As the first African-American graduate of Mt. Holyoke, Hortense was featured in Our Path: Students of Color at Mt. Holyoke at the 2007 Alumnae Student Conference there. This chalkboard champion passed away on December 9, 1938, near St. Louis, Missouri.

The Celebrated Music Educator Joseph Edgar Maddy

6923752_124979199529One of the most talented teachers of music education in American history was the celebrated educator Joseph Edgar Maddy.

Joseph was born on October 14, 1891, in Wellington, Kansas, the second son of two teachers. Joseph never graduated from high school, but as a young man, he attended the Wichita College of Music in Wichita, Kansas, where he studied violin. Later he became a member of the Minneapolis Symphony Orchestra. In 1918, he became the first music supervisor of instrumental music in America when he accepted the position in Rochester, New York.

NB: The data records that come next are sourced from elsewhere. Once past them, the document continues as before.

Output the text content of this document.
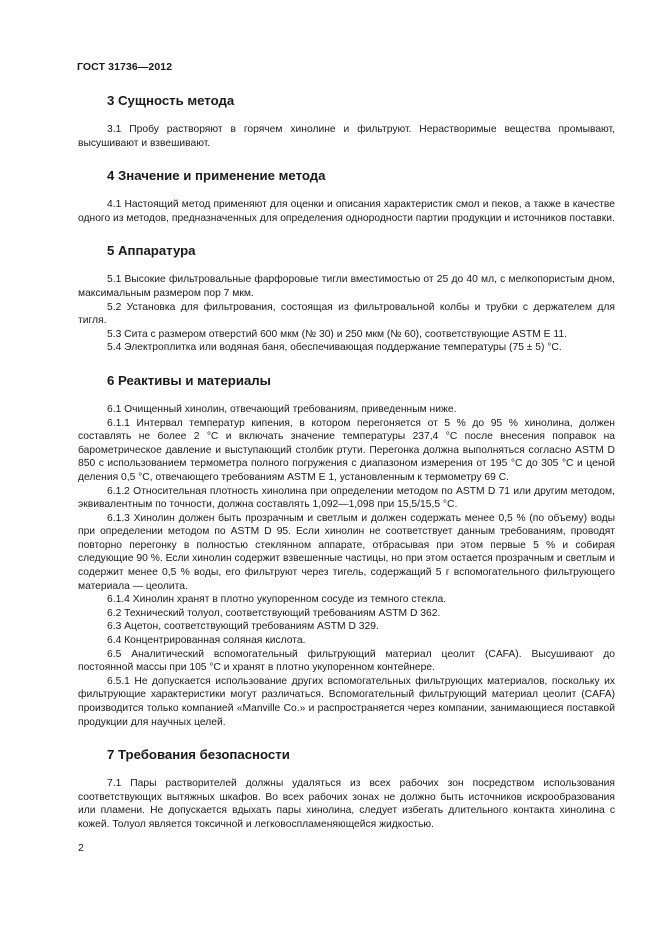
ГОСТ 31736—2012
3 Сущность метода

3.1 Пробу растворяют в горячем хинолине и фильтруют. Нерастворимые вещества промывают, высушивают и взвешивают.

4 Значение и применение метода

4.1 Настоящий метод применяют для оценки и описания характеристик смол и пеков, а также в качестве одного из методов, предназначенных для определения однородности партии продукции и источников поставки.

5 Аппаратура

5.1 Высокие фильтровальные фарфоровые тигли вместимостью от 25 до 40 мл, с мелкопористым дном, максимальным размером пор 7 мкм.

5.2 Установка для фильтрования, состоящая из фильтровальной колбы и трубки с держателем для тигля.

5.3 Сита с размером отверстий 600 мкм (№ 30) и 250 мкм (№ 60), соответствующие ASTM E 11.

5.4 Электроплитка или водяная баня, обеспечивающая поддержание температуры (75 ± 5) °С.

6 Реактивы и материалы

6.1 Очищенный хинолин, отвечающий требованиям, приведенным ниже.

6.1.1 Интервал температур кипения, в котором перегоняется от 5 % до 95 % хинолина, должен составлять не более 2 °С и включать значение температуры 237,4 °С после внесения поправок на барометрическое давление и выступающий столбик ртути. Перегонка должна выполняться согласно ASTM D 850 с использованием термометра полного погружения с диапазоном измерения от 195 °С до 305 °С и ценой деления 0,5 °С, отвечающего требованиям ASTM E 1, установленным к термометру 69 С.

6.1.2 Относительная плотность хинолина при определении методом по ASTM D 71 или другим методом, эквивалентным по точности, должна составлять 1,092—1,098 при 15,5/15,5 °С.

6.1.3 Хинолин должен быть прозрачным и светлым и должен содержать менее 0,5 % (по объему) воды при определении методом по ASTM D 95. Если хинолин не соответствует данным требованиям, проводят повторно перегонку в полностью стеклянном аппарате, отбрасывая при этом первые 5 % и собирая следующие 90 %. Если хинолин содержит взвешенные частицы, но при этом остается прозрачным и светлым и содержит менее 0,5 % воды, его фильтруют через тигель, содержащий 5 г вспомогательного фильтрующего материала — цеолита.

6.1.4 Хинолин хранят в плотно укупоренном сосуде из темного стекла.

6.2 Технический толуол, соответствующий требованиям ASTM D 362.

6.3 Ацетон, соответствующий требованиям ASTM D 329.

6.4 Концентрированная соляная кислота.

6.5 Аналитический вспомогательный фильтрующий материал цеолит (CAFA). Высушивают до постоянной массы при 105 °С и хранят в плотно укупоренном контейнере.

6.5.1 Не допускается использование других вспомогательных фильтрующих материалов, поскольку их фильтрующие характеристики могут различаться. Вспомогательный фильтрующий материал цеолит (CAFA) производится только компанией «Manville Co.» и распространяется через компании, занимающиеся поставкой продукции для научных целей.

7 Требования безопасности

7.1 Пары растворителей должны удаляться из всех рабочих зон посредством использования соответствующих вытяжных шкафов. Во всех рабочих зонах не должно быть источников искрообразования или пламени. Не допускается вдыхать пары хинолина, следует избегать длительного контакта хинолина с кожей. Толуол является токсичной и легковоспламеняющейся жидкостью.

2
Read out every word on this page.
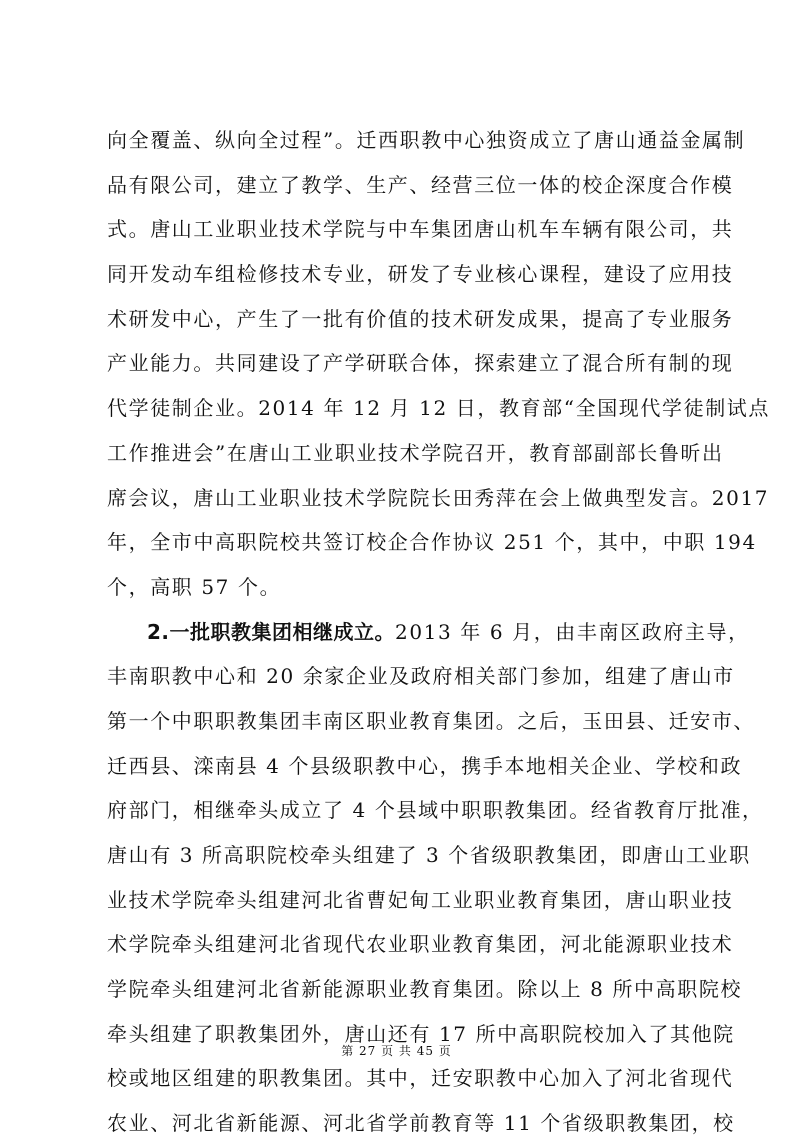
向全覆盖、纵向全过程”。迁西职教中心独资成立了唐山通益金属制
品有限公司，建立了教学、生产、经营三位一体的校企深度合作模
式。唐山工业职业技术学院与中车集团唐山机车车辆有限公司，共
同开发动车组检修技术专业，研发了专业核心课程，建设了应用技
术研发中心，产生了一批有价值的技术研发成果，提高了专业服务
产业能力。共同建设了产学研联合体，探索建立了混合所有制的现
代学徒制企业。2014 年 12 月 12 日，教育部“全国现代学徒制试点
工作推进会”在唐山工业职业技术学院召开，教育部副部长鲁昕出
席会议，唐山工业职业技术学院院长田秀萍在会上做典型发言。2017
年，全市中高职院校共签订校企合作协议 251 个，其中，中职 194
个，高职 57 个。
2.一批职教集团相继成立。2013 年 6 月，由丰南区政府主导，
丰南职教中心和 20 余家企业及政府相关部门参加，组建了唐山市
第一个中职职教集团丰南区职业教育集团。之后，玉田县、迁安市、
迁西县、滦南县 4 个县级职教中心，携手本地相关企业、学校和政
府部门，相继牵头成立了 4 个县域中职职教集团。经省教育厅批准，
唐山有 3 所高职院校牵头组建了 3 个省级职教集团，即唐山工业职
业技术学院牵头组建河北省曹妃甸工业职业教育集团，唐山职业技
术学院牵头组建河北省现代农业职业教育集团，河北能源职业技术
学院牵头组建河北省新能源职业教育集团。除以上 8 所中高职院校
牵头组建了职教集团外，唐山还有 17 所中高职院校加入了其他院
校或地区组建的职教集团。其中，迁安职教中心加入了河北省现代
农业、河北省新能源、河北省学前教育等 11 个省级职教集团，校
第 27 页 共 45 页
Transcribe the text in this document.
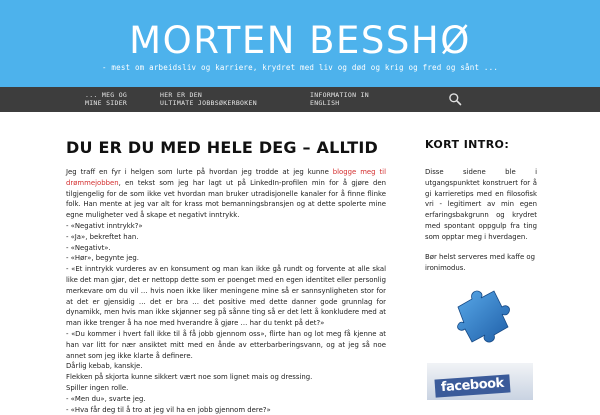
MORTEN BESSHØ
- mest om arbeidsliv og karriere, krydret med liv og død og krig og fred og sånt ...
... MEG OG
MINE SIDER
HER ER DEN
ULTIMATE JOBBSØKERBOKEN
INFORMATION IN
ENGLISH
DU ER DU MED HELE DEG – ALLTID

Jeg traff en fyr i helgen som lurte på hvordan jeg trodde at jeg kunne blogge meg til drømmejobben, en tekst som jeg har lagt ut på LinkedIn-profilen min for å gjøre den tilgjengelig for de som ikke vet hvordan man bruker utradisjonelle kanaler for å finne flinke folk. Han mente at jeg var alt for krass mot bemanningsbransjen og at dette spolerte mine egne muligheter ved å skape et negativt inntrykk.

- «Negativt inntrykk?»

- «Ja», bekreftet han.

- «Negativt».

- «Hør», begynte jeg.

- «Et inntrykk vurderes av en konsument og man kan ikke gå rundt og forvente at alle skal like det man gjør, det er nettopp dette som er poenget med en egen identitet eller personlig merkevare om du vil … hvis noen ikke liker meningene mine så er sannsynligheten stor for at det er gjensidig … det er bra … det positive med dette danner gode grunnlag for dynamikk, men hvis man ikke skjønner seg på sånne ting så er det lett å konkludere med at man ikke trenger å ha noe med hverandre å gjøre … har du tenkt på det?»

- «Du kommer i hvert fall ikke til å få jobb gjennom oss», flirte han og lot meg få kjenne at han var litt for nær ansiktet mitt med en ånde av etterbarberingsvann, og at jeg så noe annet som jeg ikke klarte å definere.

Dårlig kebab, kanskje.

Flekken på skjorta kunne sikkert vært noe som lignet mais og dressing.

Spiller ingen rolle.

- «Men du», svarte jeg.

- «Hva får deg til å tro at jeg vil ha en jobb gjennom dere?»

KORT INTRO:

Disse sidene ble i utgangspunktet konstruert for å gi karrieretips med en filosofisk vri - legitimert av min egen erfaringsbakgrunn og krydret med spontant oppgulp fra ting som opptar meg i hverdagen.

Bør helst serveres med kaffe og ironimodus.

facebook
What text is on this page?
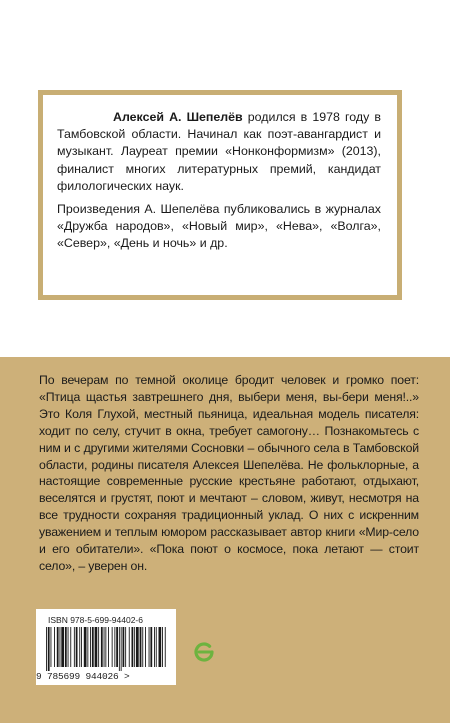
Алексей А. Шепелёв родился в 1978 году в Тамбовской области. Начинал как поэт-авангардист и музыкант. Лауреат премии «Нонконформизм» (2013), финалист многих литературных премий, кандидат филологических наук.

Произведения А. Шепелёва публиковались в журналах «Дружба народов», «Новый мир», «Нева», «Волга», «Север», «День и ночь» и др.

По вечерам по темной околице бродит человек и громко поет: «Птица щастья завтрешнего дня, выбери меня, вы-бери меня!..» Это Коля Глухой, местный пьяница, идеальная модель писателя: ходит по селу, стучит в окна, требует самогону… Познакомьтесь с ним и с другими жителями Сосновки – обычного села в Тамбовской области, родины писателя Алексея Шепелёва. Не фольклорные, а настоящие современные русские крестьяне работают, отдыхают, веселятся и грустят, поют и мечтают – словом, живут, несмотря на все трудности сохраняя традиционный уклад. О них с искренним уважением и теплым юмором рассказывает автор книги «Мир-село и его обитатели». «Пока поют о космосе, пока летают — стоит село», – уверен он.

ISBN 978-5-699-94402-6
9 785699 944026 >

After a short time in Rochester, Joseph was encouraged by Will Earhart to take a job at Morton High School in Richmond, Indiana, to revive the outstanding school and community music program Earhart had developed there some years earlier. Joseph remained in Richmond for four years. In 1924 Maddy was invited to Ann Arbor to become the supervisor of music in public schools and the chairman of the Music Department for the University of Michigan. There he developed one of the few conducting courses in the country, and he also conducted the Michigan All State High School Orchestra. While teaching in 1925, Maddy organized the first National High School Orchestra to play for the Music Supervisors National Conference (MSNC) in Detroit in 1926. In 1927, Joseph was invited to bring the National High School Orchestra of over 250 High School musicians from 39 states to the MSNC in Dallas that year.

While in Ann Arbor, Maddy also pursued other approaches to music education by developing teaching materials in collaboration with Thaddeus P. Giddings for a radio teaching program.The radio program taught band and orchestra instrumentation with instruction books distributed by NBC. By 1936 their radio program aired five times per week, and believed to have reached 225,000 student listeners. It was sustained until 1940, and employed professional musicians to help with technique demonstrations.

In 1928 Maddy formed the National High School Orchestra and Band Camp, incorporated as the National High School Orchestra Camp on July 6, 1927.The camp exists today in Interlochen, Michigan, as the Interlochen Center for the Arts and has generated several complementary entities including Interlochen Arts Academy, Interlochen College of the Creative Arts, and Interlochen Public Radio.Joseph also published and collaborated on a number of instructional materials and courses for elementary band and orchestra including the Universal Teacher, Tritone Folio, the Willis Graded School Orchestra and Band Series, and the Modern School Graded Orchestra Books.

He was a member of the Epsilon Chapter of Phi Mu Alpha Sinfonia, and a recipient of the Charles E. Lutton Man of Music Award. He was a National Patron of Delta Omicron, an international professional music fraternity, and he received an honorary degree from Earlham College in 1965.

This pioneering music educator passed away on April 18, 1966, at the age of 74, in Travers City, Michigan.